As has been the case for the Clippers, the Braves benefited from some friendly scheduling during their streak. Seven of the 11 wins came against teams that finished below .500 on the season, but the other games did include some very impressive scalps. The streak included road wins over the Boston Celtics (the game was actually played in Providence) and the Washington Bullets, who finished tied for the league's best record at 60-22 that season, and a home win over Rick Barry's Golden State Warriors who would go on to win the NBA championship.
The winning streak came to an end on November 24, 1974 in a two point loss to the Bulls in Chicago.

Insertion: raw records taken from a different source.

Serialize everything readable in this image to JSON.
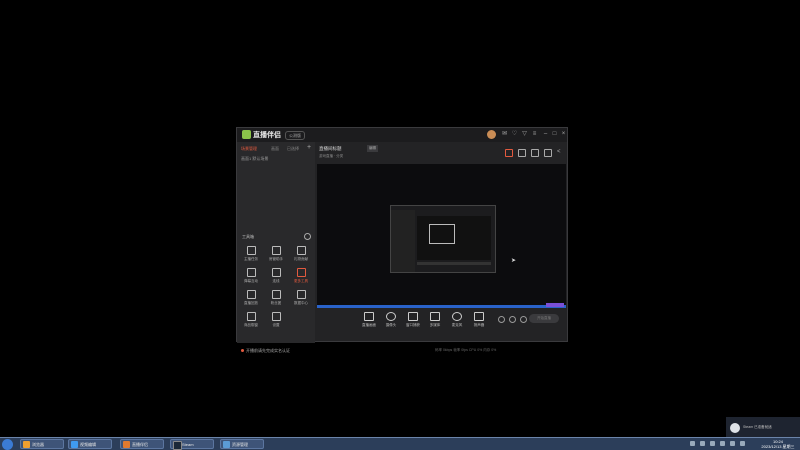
{
  "app": {
    "title": "直播伴侣",
    "version_badge": "公测版"
  },
  "left_panel": {
    "tabs": [
      "场景管理",
      "画面",
      "已选择"
    ],
    "scene_item": "画面1 默认场景",
    "tools_title": "工具箱",
    "tools": [
      {
        "label": "主播任务",
        "icon": "task-icon"
      },
      {
        "label": "房管助手",
        "icon": "admin-icon"
      },
      {
        "label": "礼物贡献",
        "icon": "gift-icon"
      },
      {
        "label": "弹幕互动",
        "icon": "chat-icon"
      },
      {
        "label": "连线",
        "icon": "link-icon"
      },
      {
        "label": "更多工具",
        "icon": "more-icon"
      },
      {
        "label": "直播回放",
        "icon": "replay-icon"
      },
      {
        "label": "粉丝团",
        "icon": "fans-icon"
      },
      {
        "label": "数据中心",
        "icon": "data-icon"
      },
      {
        "label": "商品橱窗",
        "icon": "shop-icon"
      },
      {
        "label": "设置",
        "icon": "settings-icon"
      }
    ],
    "bottom_note": "开播前请先完成实名认证"
  },
  "room": {
    "title": "直播间标题",
    "tag": "编辑",
    "subtitle": "游戏直播 · 分类"
  },
  "controls": [
    {
      "label": "直播画面",
      "icon": "screen-icon"
    },
    {
      "label": "摄像头",
      "icon": "camera-icon"
    },
    {
      "label": "窗口捕获",
      "icon": "window-icon"
    },
    {
      "label": "多媒体",
      "icon": "media-icon"
    },
    {
      "label": "麦克风",
      "icon": "mic-icon"
    },
    {
      "label": "扬声器",
      "icon": "speaker-icon"
    }
  ],
  "golive_label": "开始直播",
  "statusbar": "码率 0kbps   帧率 0fps   CPU 0%   内存 0%",
  "steam_popup": "Steam 已准备就绪",
  "taskbar": {
    "items": [
      {
        "label": "浏览器",
        "color": "#f0a030"
      },
      {
        "label": "视频编辑",
        "color": "#3f9af0"
      },
      {
        "label": "直播伴侣",
        "color": "#e07a30"
      },
      {
        "label": "Steam",
        "color": "#1b2838"
      },
      {
        "label": "资源管理",
        "color": "#5b9bd5"
      }
    ],
    "time": "10:24",
    "date": "2023/12/13 星期三"
  },
  "colors": {
    "accent": "#e35a3f",
    "background": "#000000",
    "panel": "#232325"
  }
}
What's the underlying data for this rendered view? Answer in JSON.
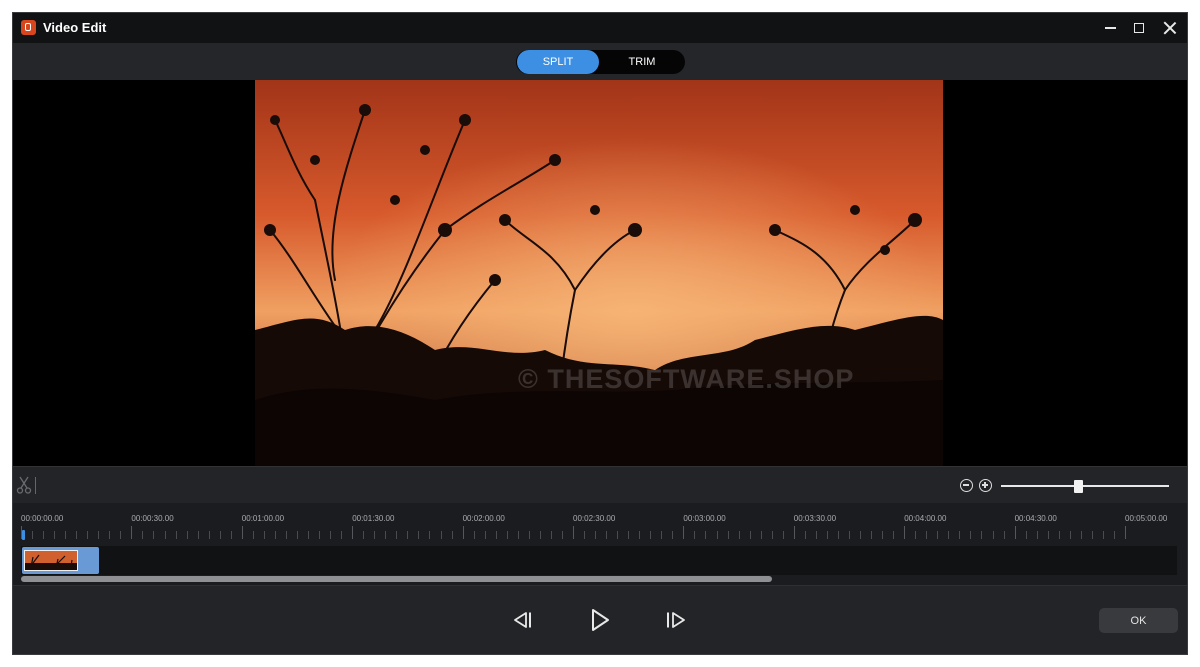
{
  "window": {
    "title": "Video Edit"
  },
  "mode_tabs": [
    {
      "label": "SPLIT",
      "active": true
    },
    {
      "label": "TRIM",
      "active": false
    }
  ],
  "preview": {
    "watermark": "© THESOFTWARE.SHOP"
  },
  "zoom": {
    "level": 0.46
  },
  "timeline": {
    "time_labels": [
      "00:00:00.00",
      "00:00:30.00",
      "00:01:00.00",
      "00:01:30.00",
      "00:02:00.00",
      "00:02:30.00",
      "00:03:00.00",
      "00:03:30.00",
      "00:04:00.00",
      "00:04:30.00",
      "00:05:00.00"
    ],
    "scroll_fraction": 0.65
  },
  "controls": {
    "ok_label": "OK"
  },
  "colors": {
    "accent": "#3d8fe3",
    "clip": "#6a9ad6",
    "background": "#1e1f22"
  },
  "icons": [
    "app-icon",
    "minimize-icon",
    "maximize-icon",
    "close-icon",
    "scissors-icon",
    "zoom-out-icon",
    "zoom-in-icon",
    "previous-frame-icon",
    "play-icon",
    "next-frame-icon"
  ]
}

The 1974-75 Braves remain the high water mark for the franchise in many ways, but probably not for very much longer. Last year's Clippers beat their single season winning percentage, though not their win total because of the lockout. If this year's team doesn't win more than the 49 games of the 74-75 Braves I know we'll all be very disappointed, especially given where they are at this point. This could also, believe it or not, prove to be the first division title in franchise history (the Braves had the misfortune of playing in the Atlantic Division with the Celtics).
There's one mark that may be safe though. We're pretty sure that the Clippers have never had a lead over the Lakers larger than the seven game cushion they currently enjoy. However, 1974-75 happens to have been the worst season in Lakers history since they left Minneapolis and the best season in Clippers/Braves history until last year. In the final standings, the Braves were 49-33 while the Lakers were 30-52 -- a 19 game advantage for the Braves. The Braves and Lakers were of course in different Conferences in the 70s, but that 19 game advantage is clearly the largest ever enjoyed by the Clippers franchise over the Lakers franchise.